Mit einem weiteren Beschluss drängen die Ressortchefs darauf, Elektroschrott etwa rund um Haushaltselektrogeräte oder Mobiltelefone stringenter zu vermeiden. Sie plädieren für eine "Verlängerung der Nutzungsdauer" solcher Produkte. "Mit großem Interesse" verfolgen sie daher den 2021 aufgelegten und jüngst erneuerten "Thüringer Reparaturbonus" sowie das in Österreich eingeführte vergleichbare Modell. Solche Programme könnten "grundsätzlich als eine Möglichkeit gesehen werden, flankierend zur effektiven Durchsetzung der Herstellerverantwortung die längere Nutzung von Produkten zu fördern und so zu einer nachhaltigen Wirtschaftsweise beizutragen".

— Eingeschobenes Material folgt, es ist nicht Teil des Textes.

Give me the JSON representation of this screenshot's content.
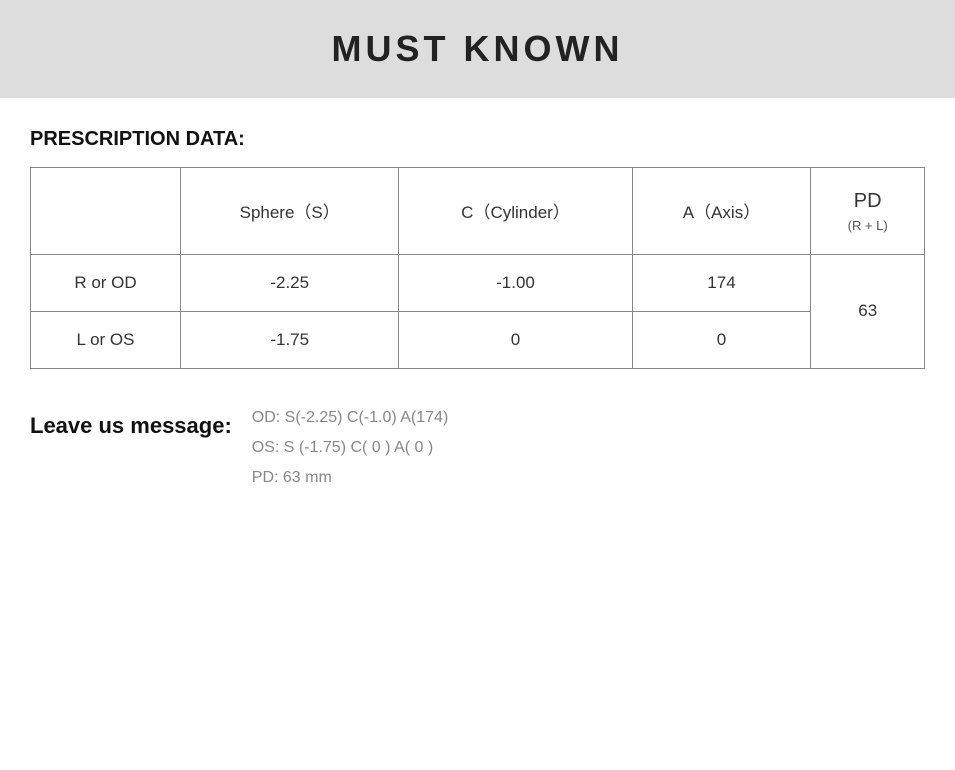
{
  "header": {
    "title": "MUST KNOWN"
  },
  "section": {
    "prescription_label": "PRESCRIPTION DATA:"
  },
  "table": {
    "columns": [
      "",
      "Sphere（S）",
      "C（Cylinder）",
      "A（Axis）",
      "PD"
    ],
    "pd_sub": "(R + L)",
    "rows": [
      {
        "label": "R or OD",
        "sphere": "-2.25",
        "cylinder": "-1.00",
        "axis": "174",
        "pd": "63"
      },
      {
        "label": "L or OS",
        "sphere": "-1.75",
        "cylinder": "0",
        "axis": "0",
        "pd": ""
      }
    ]
  },
  "leave_message": {
    "label": "Leave us message:",
    "lines": [
      "OD:  S(-2.25)    C(-1.0)   A(174)",
      "OS:  S (-1.75)    C( 0 )    A( 0 )",
      "PD:  63 mm"
    ]
  }
}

Umwelt- und Verbraucherschutzministerin Steffi Lemke (Grüne) fordern die Landesminister auf, verschiedene einschlägige Maßnahmen zu prüfen. Laut Plänen des Bundeskabinetts wollte die Regierung eigentlich längst ein Aktionsprogramm mit einem Recht auf Reparatur beschließen, was sich aber über Monate hinweg verzögerte. Der VSMK zufolge sollte ein solcher Anspruch möglichst mit einem "aussagekräftigen Reparaturindex" verknüpft werden. Ein solcher könnte etwa Ersatzteilpreise als Bewertungskriterium beinhalten.

Laut Neuerungen im Verbraucherrecht müssen Anbieter von Lieferverträgen vom 1. Juli an für dauernde Schuldverhältnisse einen verpflichtenden Kündigungsbutton im Online-Bereich einführen. Die VSMK lobt dies genauso wie den Vorschlag der EU-Kommission, eine solche Button-Lösung für elektronisch geschlossene Fernabsatzverträge bei Finanzdienstleistungen einzuführen. Sektorspezifische Ansätze seien aber unzureichend. Die Minister appellieren daher an die Bundesregierung, sich auf europäischer Ebene und nach dem Vorbild für Dauerschuldverhältnisse "für die verpflichtende Einführung eines sektorenübergreifenden elektronischen Widerrufsbuttons einzusetzen".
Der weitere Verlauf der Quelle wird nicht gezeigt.